Unfortunately, Montgomery County didn't hold public meetings to explain to the paying public what it is doing and why. We're ALL paying for the $120+ million, severely flawed, lemon SSTC; funding is 53% federal, 11% state and 36% county.  Unfortunate as well is the news media's (print, TV, radio, internet) lack of "in-depth" coverage and "probing questions", that they so highly tout. 

Because of the news media's poor coverage and because neither Montgomery County, the Federal Transit Administration, nor the Maryland Transit Administration held public meetings where the public could ask their questions and make their comments on the public record, we don't know why Montgomery County and its experts continue to miss the obvious.

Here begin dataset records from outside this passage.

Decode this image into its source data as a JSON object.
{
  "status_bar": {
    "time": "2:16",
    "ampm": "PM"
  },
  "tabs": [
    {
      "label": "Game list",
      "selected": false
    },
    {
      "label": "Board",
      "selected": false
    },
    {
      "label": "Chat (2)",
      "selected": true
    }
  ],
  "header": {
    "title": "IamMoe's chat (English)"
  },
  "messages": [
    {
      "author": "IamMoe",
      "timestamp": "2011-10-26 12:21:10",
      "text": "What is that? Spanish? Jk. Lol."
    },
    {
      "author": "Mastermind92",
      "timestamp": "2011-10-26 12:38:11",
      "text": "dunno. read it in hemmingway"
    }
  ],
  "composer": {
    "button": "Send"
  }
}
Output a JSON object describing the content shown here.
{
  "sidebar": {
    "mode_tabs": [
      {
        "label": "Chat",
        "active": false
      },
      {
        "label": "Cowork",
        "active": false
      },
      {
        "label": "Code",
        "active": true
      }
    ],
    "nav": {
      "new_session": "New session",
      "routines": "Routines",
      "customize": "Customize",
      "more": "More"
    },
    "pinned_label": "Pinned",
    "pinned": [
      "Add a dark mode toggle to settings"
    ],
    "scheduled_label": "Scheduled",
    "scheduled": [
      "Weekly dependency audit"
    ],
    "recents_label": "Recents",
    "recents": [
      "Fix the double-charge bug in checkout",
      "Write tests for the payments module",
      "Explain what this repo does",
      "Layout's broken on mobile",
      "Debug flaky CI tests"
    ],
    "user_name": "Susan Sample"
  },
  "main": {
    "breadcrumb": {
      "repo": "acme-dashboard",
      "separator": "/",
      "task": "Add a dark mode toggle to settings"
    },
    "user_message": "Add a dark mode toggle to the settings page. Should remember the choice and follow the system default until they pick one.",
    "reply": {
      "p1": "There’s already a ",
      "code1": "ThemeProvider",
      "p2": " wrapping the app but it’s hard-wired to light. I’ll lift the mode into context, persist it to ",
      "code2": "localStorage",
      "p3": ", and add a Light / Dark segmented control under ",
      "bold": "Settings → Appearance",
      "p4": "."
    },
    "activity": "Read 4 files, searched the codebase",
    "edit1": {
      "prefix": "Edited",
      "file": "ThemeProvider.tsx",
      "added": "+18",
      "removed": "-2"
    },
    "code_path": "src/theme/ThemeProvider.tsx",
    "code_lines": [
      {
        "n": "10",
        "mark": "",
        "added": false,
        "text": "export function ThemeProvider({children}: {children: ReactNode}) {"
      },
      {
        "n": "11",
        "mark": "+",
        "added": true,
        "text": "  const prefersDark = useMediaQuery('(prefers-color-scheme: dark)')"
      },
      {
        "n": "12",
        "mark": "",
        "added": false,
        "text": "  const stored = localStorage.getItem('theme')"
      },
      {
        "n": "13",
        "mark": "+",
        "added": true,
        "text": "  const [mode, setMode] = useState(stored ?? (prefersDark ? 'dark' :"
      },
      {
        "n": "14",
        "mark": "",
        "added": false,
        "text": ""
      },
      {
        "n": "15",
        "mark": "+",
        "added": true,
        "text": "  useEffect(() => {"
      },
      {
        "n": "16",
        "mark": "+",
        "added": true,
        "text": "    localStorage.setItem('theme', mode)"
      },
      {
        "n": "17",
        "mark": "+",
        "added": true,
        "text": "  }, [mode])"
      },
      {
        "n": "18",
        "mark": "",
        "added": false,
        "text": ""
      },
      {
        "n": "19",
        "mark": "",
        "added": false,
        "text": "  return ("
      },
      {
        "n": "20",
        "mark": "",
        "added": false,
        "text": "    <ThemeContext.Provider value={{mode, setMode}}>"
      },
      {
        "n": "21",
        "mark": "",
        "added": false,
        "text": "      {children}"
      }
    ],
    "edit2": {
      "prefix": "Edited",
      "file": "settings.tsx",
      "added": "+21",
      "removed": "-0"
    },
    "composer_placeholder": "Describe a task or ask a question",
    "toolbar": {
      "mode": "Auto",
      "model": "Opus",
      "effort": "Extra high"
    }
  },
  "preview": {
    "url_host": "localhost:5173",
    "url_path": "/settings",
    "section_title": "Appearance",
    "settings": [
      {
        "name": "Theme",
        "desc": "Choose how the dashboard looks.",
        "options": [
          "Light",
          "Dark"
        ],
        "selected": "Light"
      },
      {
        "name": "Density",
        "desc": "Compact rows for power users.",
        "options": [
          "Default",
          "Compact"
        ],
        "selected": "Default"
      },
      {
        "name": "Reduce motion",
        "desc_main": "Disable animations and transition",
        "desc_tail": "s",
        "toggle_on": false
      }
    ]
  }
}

In an interview ( http://www.mymcmedia.org/valerie-ervin-on-silver-spring-transit-center-video/ )
former Montgomery County councilwoman Valerie Ervin said "... there's a lot of the story still underneath the surface (translation: we haven't been told the whole truth) ... it's going to cost taxpayers a lot of money until it's resolved (contrary to what we've been told) ... people have many reasons not to believe what they've been told (translation: we've been lied to)".  

Politics is one thing; public safety, government waste and government deception are another.